Study of pastel lemons

Bodegón de naturaleza muerta a color con pasteles.

This pastel still life of lemons is a vibrant, tactile study of light caught in the everyday. The lemons, deep yellow almost amber in their sunniest areas, rest on a crumpled white cloth, with soft shadows melting into shades of lavender, ochre and olive green. The background is diffuse, barely suggested with warm tones and broad brushstrokes, making the fruits seem to float within an atmosphere suspended between realism and evocation.

The process was deeply physical. Working with pastels demanded direct, almost intimate contact with the paper. Each layer of colour was applied with the fingers, blurring the pigments to mimic the slightly porous texture of lemon peel. The artist experimented with overlapping colours – mixing canary yellow with soft greens and oranges – to suggest the hues that light cast on the rough surface. The composition developed organically, without sketching, allowing the objects to ‘appear’ as the hand felt them.
The inspiration behind the work was the desire to celebrate the commonplace. Not as something vulgar, but as something profoundly beautiful in its honesty.
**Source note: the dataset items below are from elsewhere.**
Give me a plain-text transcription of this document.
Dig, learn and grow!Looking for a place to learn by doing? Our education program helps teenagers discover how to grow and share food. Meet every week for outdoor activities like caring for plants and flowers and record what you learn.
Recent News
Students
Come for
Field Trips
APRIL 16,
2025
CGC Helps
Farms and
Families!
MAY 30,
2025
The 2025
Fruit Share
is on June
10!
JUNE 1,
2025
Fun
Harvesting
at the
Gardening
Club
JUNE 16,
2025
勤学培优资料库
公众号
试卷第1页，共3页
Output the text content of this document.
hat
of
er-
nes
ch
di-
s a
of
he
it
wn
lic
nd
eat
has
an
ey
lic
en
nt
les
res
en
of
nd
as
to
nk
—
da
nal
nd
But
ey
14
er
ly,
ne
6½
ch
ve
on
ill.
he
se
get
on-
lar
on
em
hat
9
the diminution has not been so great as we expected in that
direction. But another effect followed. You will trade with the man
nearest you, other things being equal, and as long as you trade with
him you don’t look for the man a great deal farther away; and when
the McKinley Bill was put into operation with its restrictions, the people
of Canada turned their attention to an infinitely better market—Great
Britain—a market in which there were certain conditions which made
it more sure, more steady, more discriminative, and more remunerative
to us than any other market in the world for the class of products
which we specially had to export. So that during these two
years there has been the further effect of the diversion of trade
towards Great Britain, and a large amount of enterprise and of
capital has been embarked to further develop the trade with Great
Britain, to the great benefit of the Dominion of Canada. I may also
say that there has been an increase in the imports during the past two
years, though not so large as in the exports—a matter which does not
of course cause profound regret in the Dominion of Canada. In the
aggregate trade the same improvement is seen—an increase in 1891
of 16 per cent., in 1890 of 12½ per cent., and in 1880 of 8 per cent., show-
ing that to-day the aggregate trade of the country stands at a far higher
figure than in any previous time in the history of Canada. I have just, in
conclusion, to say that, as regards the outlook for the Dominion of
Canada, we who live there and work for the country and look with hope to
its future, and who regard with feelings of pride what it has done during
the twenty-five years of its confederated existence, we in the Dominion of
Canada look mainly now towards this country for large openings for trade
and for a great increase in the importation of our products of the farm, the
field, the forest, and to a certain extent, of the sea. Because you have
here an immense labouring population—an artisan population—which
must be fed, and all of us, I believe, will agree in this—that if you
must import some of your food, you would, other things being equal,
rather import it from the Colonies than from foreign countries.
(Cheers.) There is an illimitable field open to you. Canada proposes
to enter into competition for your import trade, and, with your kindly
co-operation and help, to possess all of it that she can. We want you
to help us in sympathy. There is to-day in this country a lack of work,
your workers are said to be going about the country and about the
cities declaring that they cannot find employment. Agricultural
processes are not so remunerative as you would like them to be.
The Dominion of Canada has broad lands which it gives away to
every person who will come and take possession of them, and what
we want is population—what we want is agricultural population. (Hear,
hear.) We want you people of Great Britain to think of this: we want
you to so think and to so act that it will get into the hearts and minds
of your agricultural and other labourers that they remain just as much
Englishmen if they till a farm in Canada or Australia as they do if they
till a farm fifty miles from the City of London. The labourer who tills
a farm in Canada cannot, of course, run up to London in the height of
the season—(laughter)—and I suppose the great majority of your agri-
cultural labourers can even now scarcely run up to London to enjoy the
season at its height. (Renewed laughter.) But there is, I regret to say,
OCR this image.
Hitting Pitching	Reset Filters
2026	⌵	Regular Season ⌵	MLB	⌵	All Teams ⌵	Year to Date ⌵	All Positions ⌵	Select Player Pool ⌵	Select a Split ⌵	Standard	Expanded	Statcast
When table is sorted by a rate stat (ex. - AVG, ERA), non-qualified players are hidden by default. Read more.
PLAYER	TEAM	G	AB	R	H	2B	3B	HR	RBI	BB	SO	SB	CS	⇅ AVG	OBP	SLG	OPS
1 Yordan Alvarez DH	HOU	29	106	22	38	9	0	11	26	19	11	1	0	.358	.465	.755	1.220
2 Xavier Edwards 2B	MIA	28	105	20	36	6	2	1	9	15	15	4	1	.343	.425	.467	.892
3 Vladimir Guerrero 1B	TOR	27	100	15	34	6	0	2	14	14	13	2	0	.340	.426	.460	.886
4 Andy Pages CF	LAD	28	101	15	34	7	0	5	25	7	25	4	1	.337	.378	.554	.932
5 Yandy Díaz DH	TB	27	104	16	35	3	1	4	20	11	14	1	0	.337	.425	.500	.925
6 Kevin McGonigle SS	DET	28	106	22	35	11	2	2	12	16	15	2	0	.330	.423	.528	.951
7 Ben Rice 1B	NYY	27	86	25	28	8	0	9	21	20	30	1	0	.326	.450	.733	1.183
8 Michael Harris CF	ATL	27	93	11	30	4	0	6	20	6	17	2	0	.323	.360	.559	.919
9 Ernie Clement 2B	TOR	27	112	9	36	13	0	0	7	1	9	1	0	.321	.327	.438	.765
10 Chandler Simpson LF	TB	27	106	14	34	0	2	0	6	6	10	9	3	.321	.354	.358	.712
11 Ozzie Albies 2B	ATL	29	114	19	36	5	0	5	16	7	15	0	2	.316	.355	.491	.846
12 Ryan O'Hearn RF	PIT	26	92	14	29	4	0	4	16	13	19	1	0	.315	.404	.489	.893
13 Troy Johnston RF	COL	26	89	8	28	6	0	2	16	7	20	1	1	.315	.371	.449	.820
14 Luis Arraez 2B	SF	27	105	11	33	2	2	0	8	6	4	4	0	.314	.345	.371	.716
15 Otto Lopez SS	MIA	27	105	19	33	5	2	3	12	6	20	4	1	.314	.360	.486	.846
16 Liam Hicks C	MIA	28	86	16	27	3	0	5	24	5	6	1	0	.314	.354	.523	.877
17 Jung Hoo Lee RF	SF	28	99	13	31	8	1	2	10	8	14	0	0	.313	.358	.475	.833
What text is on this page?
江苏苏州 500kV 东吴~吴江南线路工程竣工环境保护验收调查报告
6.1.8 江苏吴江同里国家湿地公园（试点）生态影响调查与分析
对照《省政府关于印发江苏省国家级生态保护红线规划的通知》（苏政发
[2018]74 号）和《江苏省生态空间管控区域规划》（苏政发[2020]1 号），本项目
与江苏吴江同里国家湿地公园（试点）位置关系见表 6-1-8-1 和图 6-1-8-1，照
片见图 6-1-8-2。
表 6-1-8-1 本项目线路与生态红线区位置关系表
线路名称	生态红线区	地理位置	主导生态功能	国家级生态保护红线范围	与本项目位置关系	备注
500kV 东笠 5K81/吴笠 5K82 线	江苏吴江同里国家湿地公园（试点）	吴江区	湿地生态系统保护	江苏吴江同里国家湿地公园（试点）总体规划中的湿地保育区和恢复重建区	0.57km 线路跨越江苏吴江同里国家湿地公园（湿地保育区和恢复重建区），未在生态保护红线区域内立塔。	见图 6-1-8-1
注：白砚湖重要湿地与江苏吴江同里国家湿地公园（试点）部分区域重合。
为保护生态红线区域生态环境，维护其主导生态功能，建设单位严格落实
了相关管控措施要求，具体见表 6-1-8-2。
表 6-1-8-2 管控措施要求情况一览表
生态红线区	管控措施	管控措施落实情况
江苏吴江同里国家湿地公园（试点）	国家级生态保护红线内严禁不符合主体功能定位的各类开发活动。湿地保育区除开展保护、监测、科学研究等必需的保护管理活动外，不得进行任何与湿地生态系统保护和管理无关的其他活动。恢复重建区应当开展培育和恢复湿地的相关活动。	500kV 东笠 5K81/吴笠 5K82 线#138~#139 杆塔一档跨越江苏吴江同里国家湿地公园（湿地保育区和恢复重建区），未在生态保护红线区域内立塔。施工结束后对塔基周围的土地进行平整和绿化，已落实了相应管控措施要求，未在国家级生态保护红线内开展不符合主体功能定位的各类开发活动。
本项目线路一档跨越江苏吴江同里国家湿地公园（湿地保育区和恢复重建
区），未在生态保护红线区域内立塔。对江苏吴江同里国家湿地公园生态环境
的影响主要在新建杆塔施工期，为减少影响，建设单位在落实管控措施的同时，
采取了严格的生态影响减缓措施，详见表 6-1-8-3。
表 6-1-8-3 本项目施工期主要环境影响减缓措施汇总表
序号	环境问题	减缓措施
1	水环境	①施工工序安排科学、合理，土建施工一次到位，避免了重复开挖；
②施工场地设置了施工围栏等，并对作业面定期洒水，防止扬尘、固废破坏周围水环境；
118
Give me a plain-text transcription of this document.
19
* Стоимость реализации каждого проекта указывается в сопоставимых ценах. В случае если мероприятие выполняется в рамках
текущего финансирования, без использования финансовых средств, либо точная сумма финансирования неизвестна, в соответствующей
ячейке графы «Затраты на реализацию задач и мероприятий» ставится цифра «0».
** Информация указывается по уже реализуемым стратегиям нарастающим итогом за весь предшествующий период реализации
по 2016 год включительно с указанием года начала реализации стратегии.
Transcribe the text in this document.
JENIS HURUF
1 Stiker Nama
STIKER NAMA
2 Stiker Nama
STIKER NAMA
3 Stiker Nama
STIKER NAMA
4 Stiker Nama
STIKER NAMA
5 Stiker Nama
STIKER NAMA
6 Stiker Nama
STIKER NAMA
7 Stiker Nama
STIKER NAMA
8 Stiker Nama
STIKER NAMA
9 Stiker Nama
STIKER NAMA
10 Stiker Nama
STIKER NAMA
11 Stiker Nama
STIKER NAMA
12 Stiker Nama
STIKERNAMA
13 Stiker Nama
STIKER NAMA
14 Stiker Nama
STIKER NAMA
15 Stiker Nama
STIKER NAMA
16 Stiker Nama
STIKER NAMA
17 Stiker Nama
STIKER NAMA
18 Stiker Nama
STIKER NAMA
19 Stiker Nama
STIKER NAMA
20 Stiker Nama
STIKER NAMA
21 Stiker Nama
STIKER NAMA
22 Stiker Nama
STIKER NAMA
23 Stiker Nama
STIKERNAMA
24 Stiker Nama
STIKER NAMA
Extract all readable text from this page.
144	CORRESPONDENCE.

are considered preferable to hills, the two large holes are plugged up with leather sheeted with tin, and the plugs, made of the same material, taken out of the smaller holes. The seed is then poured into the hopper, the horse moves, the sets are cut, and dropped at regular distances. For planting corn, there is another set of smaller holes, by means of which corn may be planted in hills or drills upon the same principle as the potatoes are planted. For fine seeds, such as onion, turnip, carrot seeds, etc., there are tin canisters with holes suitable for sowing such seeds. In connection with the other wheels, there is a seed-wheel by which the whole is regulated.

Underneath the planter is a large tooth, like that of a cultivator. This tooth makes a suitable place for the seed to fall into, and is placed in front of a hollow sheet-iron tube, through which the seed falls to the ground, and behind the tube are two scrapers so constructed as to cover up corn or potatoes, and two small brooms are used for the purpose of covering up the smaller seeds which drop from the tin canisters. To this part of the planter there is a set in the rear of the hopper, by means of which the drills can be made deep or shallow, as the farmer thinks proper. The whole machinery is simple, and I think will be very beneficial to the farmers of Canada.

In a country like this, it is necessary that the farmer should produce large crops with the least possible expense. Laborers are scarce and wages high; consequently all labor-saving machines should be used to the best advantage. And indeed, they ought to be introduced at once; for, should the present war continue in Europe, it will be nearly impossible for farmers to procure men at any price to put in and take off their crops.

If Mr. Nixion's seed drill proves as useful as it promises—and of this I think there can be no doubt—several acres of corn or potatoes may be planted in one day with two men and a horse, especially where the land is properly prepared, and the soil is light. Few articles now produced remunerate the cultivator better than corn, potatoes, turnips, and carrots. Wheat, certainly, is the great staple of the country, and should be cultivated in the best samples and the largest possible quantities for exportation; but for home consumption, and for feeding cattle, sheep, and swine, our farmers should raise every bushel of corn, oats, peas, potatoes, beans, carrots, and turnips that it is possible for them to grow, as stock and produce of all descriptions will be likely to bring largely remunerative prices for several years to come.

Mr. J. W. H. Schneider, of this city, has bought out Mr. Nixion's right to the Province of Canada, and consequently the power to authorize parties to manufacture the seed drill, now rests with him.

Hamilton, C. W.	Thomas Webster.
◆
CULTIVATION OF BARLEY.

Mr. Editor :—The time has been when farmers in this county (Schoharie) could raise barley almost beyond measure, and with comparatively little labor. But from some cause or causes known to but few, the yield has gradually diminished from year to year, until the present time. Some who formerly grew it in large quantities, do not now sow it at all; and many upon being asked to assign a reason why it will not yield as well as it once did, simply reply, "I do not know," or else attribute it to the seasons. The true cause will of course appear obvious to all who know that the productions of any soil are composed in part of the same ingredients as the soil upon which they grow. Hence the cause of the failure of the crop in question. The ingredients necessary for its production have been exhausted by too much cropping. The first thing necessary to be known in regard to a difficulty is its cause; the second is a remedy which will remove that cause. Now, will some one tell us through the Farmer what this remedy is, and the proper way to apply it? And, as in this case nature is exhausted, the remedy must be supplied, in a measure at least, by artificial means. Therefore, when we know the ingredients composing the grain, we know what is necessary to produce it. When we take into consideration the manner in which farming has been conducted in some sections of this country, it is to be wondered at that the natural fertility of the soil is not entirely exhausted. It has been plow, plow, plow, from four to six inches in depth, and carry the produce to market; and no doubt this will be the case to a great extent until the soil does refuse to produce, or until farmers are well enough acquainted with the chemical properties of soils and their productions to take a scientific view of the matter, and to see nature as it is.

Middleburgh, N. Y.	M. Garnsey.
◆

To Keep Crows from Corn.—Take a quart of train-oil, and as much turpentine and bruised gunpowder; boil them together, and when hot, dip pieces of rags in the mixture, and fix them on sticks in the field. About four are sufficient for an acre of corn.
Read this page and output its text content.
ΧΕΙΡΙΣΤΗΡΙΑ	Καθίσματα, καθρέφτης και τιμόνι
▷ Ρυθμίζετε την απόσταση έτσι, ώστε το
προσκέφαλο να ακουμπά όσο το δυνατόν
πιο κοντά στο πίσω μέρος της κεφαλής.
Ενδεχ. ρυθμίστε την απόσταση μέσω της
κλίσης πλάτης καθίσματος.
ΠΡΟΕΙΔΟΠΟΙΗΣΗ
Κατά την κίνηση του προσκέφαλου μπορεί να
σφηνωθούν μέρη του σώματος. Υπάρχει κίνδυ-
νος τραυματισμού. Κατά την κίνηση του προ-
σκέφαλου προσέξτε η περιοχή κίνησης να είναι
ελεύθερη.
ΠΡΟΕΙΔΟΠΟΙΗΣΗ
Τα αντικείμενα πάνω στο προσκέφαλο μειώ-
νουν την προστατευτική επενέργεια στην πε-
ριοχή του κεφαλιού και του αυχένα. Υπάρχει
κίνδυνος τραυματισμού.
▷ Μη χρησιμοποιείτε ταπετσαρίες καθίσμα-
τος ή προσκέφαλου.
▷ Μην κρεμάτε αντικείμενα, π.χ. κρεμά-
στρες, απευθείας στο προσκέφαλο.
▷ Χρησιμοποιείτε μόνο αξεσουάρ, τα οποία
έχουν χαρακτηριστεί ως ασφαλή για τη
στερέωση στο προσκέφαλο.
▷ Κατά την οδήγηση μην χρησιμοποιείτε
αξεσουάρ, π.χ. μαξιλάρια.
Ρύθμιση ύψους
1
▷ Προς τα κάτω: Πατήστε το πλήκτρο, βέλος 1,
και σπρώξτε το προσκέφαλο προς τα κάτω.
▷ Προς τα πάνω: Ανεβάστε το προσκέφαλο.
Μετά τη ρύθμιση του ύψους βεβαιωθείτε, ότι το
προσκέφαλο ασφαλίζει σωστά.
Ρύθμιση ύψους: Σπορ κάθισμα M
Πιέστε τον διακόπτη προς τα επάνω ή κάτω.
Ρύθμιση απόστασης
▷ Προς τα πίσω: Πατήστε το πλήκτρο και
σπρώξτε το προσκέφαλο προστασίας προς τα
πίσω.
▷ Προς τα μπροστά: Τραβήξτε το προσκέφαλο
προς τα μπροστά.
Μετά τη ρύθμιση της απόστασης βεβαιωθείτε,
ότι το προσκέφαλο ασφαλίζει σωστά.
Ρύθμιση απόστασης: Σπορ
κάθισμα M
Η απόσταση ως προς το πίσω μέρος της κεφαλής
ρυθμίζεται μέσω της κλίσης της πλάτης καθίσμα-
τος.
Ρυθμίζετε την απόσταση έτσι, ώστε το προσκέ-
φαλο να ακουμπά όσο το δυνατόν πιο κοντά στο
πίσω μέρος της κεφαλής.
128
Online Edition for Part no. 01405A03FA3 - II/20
The lemons, bought from a street stall one spring afternoon, had small imperfections: spots, indentations, scars. Instead of hiding them, the artist exalted them. For there – in what is neither symmetrical nor polished – lies what is truly human. The use of pastel was not accidental: its chromatic richness and malleability were ideal for capturing not only the colour, but also the soul of these lemons, which seem to glow from within, as if they contained light.

Study of lemons in charcoal

Bodegón de naturaleza muerta hecho a carboncillo

This study of lemons in charcoal captures with sober intensity the stillness and complexity of the everyday. The painting presents three lemons arranged on a rough surface, probably wood, where the texture is insinuated with dense, dark strokes. There is no colour, only shadows. The absence of vibrant yellow forces the viewer to look beyond the obvious: to observe the wrinkles in the skin, the subtle weight of each fruit, the way the light hits the outline and dissolves into the background, almost as if the lemons were emerging from a silent penumbra.

The process of creation was entirely analogue: it began with prolonged observation in natural afternoon light, in a small studio with west-facing windows. The lemons were placed unpretentiously, without any studied composition, simply as they had been left after purchase at the market. What began as a technical exercise in chiaroscuro became a graphic meditation on time and imperfection.

Inspiration was born out of a need to pause. The artist, overwhelmed by the constant rhythm of digital colour and the immediacy of modernity, sought refuge in the elemental: paper, charcoal and fruit. There is something in lemons that refers to the ephemeral – their aroma, their acidity, their ripening process – and that transience is contrasted here with the permanence of the graphite on the paper. In each stroke we perceive the intention of capturing not only a form, but a sensation: the light weight of the simple that nevertheless persists in the visual memory.